Our culture; or more precisely, corporate media, and those that have a vested interest in consumer retail; try to deliver to us a finished product. It is not meant that we should engage in any creative process with these products or alter them in any way. Rather we should consume them, and having done so, replace them. That is after-all our proper role in a commercial system. They produce. We consume. The perfect dialectic. No wait dialectic implies a reciprocal interaction. This model has serious implications not only for our physical resources, but for our imaginations and souls.
Michel de Certeau in his book, The Practice of Everyday Life talks about this unidirectional flow of consumption, and says that we have never, and will not openly rebel against it. Rather he points to the concept of “Bricolage” or roughly translated, Do-It-Yourself. The “consumer” re-purposes the consumable and reinterprets it in ways that the producer never intended. This is at the very heart of the Hacker Ethic. A subversion of the centralized cultural authority, recycling it's products to suit ones true needs. The practitioners of Santeria use the colonizer's Christian saints to disguise their African deities.
A far more mundane example might be how some people use Google's mail service as a web based file storage system or as a SPAM filter for their non-Google email account.

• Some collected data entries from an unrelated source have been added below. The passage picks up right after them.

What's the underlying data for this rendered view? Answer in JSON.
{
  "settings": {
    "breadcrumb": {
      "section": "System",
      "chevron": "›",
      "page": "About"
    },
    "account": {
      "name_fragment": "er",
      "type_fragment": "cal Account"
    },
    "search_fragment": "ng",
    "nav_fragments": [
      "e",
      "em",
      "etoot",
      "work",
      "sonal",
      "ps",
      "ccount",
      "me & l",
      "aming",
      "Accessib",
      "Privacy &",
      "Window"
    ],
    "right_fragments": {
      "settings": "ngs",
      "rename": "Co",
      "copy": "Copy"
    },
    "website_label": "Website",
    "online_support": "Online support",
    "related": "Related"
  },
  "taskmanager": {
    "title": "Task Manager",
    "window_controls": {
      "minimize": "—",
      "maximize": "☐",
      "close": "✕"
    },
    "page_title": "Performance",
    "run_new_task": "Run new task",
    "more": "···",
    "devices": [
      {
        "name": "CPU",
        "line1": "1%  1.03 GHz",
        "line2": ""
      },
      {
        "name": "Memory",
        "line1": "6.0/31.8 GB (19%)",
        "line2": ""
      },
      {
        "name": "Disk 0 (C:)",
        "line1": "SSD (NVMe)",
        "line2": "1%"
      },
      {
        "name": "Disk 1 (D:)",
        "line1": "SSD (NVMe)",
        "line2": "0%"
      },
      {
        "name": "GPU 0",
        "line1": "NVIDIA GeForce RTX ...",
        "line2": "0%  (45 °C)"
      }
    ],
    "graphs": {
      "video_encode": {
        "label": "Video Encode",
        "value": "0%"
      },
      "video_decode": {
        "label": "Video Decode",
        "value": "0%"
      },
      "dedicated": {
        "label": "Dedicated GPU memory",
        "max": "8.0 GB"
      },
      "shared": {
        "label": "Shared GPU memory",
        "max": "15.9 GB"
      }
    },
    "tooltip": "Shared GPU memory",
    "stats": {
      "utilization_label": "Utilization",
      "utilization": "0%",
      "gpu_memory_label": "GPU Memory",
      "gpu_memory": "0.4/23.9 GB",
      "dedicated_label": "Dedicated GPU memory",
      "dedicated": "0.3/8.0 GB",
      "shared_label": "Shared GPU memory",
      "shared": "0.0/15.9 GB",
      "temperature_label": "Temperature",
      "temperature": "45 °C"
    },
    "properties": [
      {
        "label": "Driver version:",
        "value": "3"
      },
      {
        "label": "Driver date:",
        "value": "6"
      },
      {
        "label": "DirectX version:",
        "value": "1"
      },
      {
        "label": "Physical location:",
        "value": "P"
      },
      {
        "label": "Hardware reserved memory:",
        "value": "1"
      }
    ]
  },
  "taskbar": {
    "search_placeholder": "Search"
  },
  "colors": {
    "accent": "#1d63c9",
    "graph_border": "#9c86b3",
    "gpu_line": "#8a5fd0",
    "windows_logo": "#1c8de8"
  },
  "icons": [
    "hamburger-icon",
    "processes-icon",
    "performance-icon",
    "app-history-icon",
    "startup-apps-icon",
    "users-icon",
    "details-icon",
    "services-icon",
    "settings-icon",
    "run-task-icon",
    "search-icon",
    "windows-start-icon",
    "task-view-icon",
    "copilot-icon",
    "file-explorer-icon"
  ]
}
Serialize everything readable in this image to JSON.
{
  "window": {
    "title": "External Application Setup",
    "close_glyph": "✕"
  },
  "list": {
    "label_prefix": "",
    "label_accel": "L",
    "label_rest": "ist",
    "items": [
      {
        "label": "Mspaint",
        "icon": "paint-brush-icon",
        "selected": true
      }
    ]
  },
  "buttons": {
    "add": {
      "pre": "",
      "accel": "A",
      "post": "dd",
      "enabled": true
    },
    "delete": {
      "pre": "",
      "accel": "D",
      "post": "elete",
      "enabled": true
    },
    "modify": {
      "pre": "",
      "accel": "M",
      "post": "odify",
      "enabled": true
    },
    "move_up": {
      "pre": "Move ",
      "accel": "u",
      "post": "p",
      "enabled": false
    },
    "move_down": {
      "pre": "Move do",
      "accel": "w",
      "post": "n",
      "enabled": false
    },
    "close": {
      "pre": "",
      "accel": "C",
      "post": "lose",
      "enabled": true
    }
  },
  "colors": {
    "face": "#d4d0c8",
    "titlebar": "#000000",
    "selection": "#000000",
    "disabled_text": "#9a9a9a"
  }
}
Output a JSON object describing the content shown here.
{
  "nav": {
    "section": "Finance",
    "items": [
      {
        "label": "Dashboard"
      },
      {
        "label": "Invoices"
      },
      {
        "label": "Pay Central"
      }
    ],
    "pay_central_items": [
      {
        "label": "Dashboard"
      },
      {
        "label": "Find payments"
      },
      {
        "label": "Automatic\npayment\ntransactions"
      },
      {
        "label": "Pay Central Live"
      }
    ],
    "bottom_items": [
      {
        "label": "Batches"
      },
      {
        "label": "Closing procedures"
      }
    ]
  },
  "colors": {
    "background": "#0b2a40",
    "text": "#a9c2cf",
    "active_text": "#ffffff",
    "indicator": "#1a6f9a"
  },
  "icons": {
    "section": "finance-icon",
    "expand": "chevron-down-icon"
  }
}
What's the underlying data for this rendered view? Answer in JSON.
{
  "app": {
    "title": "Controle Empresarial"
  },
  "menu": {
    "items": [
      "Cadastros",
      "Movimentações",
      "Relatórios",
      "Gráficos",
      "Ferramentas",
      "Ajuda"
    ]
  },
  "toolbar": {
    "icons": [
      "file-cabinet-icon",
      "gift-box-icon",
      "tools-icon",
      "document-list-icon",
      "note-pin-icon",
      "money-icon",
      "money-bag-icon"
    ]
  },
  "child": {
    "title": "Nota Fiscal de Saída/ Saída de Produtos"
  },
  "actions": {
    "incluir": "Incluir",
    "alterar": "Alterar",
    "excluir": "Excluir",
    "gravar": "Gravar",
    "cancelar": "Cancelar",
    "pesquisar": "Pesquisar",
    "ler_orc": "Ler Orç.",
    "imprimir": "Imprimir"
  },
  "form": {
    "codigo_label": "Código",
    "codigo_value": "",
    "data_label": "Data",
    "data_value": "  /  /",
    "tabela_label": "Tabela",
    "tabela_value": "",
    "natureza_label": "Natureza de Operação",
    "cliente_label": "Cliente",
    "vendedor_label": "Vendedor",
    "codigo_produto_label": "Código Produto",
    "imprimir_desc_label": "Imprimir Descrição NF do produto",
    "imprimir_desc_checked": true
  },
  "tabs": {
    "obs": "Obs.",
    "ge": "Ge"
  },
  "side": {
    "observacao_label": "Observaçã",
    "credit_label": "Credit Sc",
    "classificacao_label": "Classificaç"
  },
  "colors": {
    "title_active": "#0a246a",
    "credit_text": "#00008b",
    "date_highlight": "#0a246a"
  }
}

Neither application is condoned by Google, but both are widely used, and cannot be prevented without Google crippling their own service.
We should not overreach.
Technology is by no means our savior.
Meritocracies often trample the needs of the under-resourced.
Gift cultures sometimes come into direct conflict with the traditional economy around them.
Open sharing of ideas is often intentionally conflated with theft of Intellectual Property by those with vested interests.
Establishment “acceptance” of Hackers and their work often leads to the conversion of free information into proprietary trade secrets to be bought and sold.
However in an over-commercialized world of constrained resources, the delight in innovative problem solving, openness, and emphasis on sharing our abilities and knowledge, are traits we might well emulate.
iLevy, Seven. 1984, Hackers, ftp://sailor.gutenberg.lib.md.us/gutenberg/etext96/hckrs10.txt
accessed 2007/07/27
iiCerteau, Michel de. 1984. The practice of everyday life. Berkeley: University of California Press. pp. 25,26
iiibeka. Manifesto, http://manifest.net.ru/manifest_en.html accessed 2007/07/27
ivRaymond, Eric S. 2001 How To Become a Hacker, http://www.catb.org/~esr/faqs/hacker-howto.html accessed 2007/07/28
v“On the one hand information wants to be expensive, because it's so valuable. The right information in the right place just changes your life. On the other hand, information wants to be free, because the cost of getting it out is getting lower and lower all the time. So you have these two fighting against each other.” A widely disseminated quote from Stewart Brand's talk at the first “Hacker's Conference” in 1984. Also in his book The Media Lab:
“Information wants to be (politically) free.”
Brand, Stewart. 1987. The Media Lab: inventing the future at MIT. New York, N.Y.: Viking.